Alternatives I considered:
-
ExecutableSubgraph
. Not chosen because "subgraph" does not imply execution within the same op or graph. -
ExecutableAssetGraphFragment
. Fragment didn't seem quite right to me -
ExecutableDefinitionSet
. A bit of a mouthful -
ExecutableDefinitionGroup
. Overloads group.
Somes pros of AssetGraphExecutable
:
- If we refactor the framework internals around this we will make a lot of code like this:
def _ensure_resources_dont_conflict(
asset_graph: AssetGraph,
resource_defs: Mapping[str, ResourceDefinition],
) -> None:
"""Ensures that resources between assets, source assets, and provided resource dictionary do not conflict."""
resource_defs_from_assets = {}
for asset in asset_graph.assets_defs:
for resource_key, resource_def in asset.resource_defs.items():
if resource_key not in resource_defs_from_assets:
resource_defs_from_assets[resource_key] = resource_def
if resource_defs_from_assets[resource_key] != resource_def:
raise DagsterInvalidDefinitionError(
f"Conflicting versions of resource with key '{resource_key}' "

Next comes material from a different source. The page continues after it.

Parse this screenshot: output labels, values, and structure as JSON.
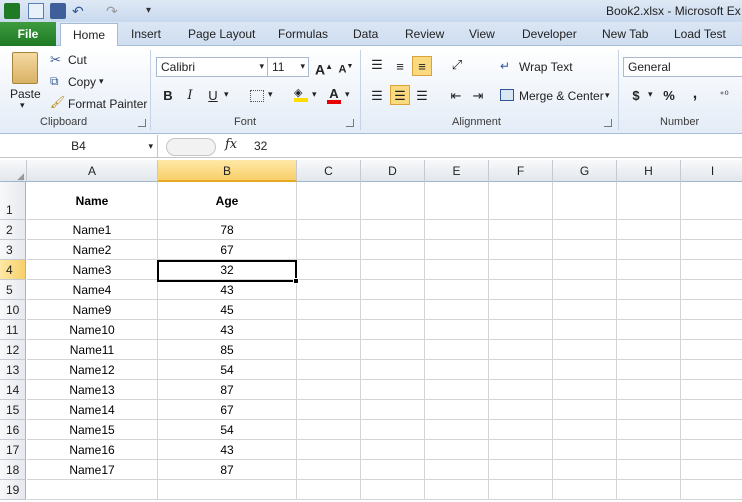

"were provided to different assets. When constructing a "
"job, all resource definitions provided to assets must "
"match by reference equality for a given key."
)
Turns into
def _ensure_resources_dont_conflict(
asset_graph: AssetGraph,
resource_defs: Mapping[str, ResourceDefinition],
) -> None:
"""Ensures that resources between assets, source assets, and provided resource dictionary do not conflict."""
resource_defs_from_executables = {}
for executable in asset_graph.executables:
for resource_key, resource_def in executable.resource_defs.items():
if resource_key not in executables:
resource_defs_from_executables[resource_key] = resource_def
if resource_defs_from_executables[resource_key] != resource_def:
raise DagsterInvalidDefinitionError(
f"Conflicting versions of resource with key '{resource_key}' "
"were provided to different executables. When constructing a "
"job, all resource definitions provided to executables must "
Which I think flows and is nice. I think we could also use the term Executable
in conversation and it would flow.
-
This gives us the opportunity to introduce
AssetGraphExecutionContext
, which can wrap up and consolidate a bunch of different context objects. It is the object that exists whenever you are doing any computation that is operating within the context of the asset graph. It defaults to thinking in terms of many assets, checks, and other future concepts. -
Similarly
AssetGraphExecutionResult = Iterable[Union[MaterializeResult, AssetCheckResult, ObserveResult]]
also seems pretty good to me.
Some cons:
- It's a new noun
- It is a more "core" change, rather than an additive layer to help factory creation. (This might be a pro? Just calling it out)
- "Executable" means other things in different contexts (i.e. operating systems).
To emphasize this is a proposal of naming if we went in the direction of an AssetsDefinition
successor which I think is premature. I would rather, in the short, flesh out this generalized pattern in the context of asset factory creation, and use that to inform a future iteration that would be a more profound change.
I am proposing a new noun, an executable. An executable represents a set of definitions in the asset graph layer that are executed within the same node in the op layer. The class therefore is called AssetGraphExecutable.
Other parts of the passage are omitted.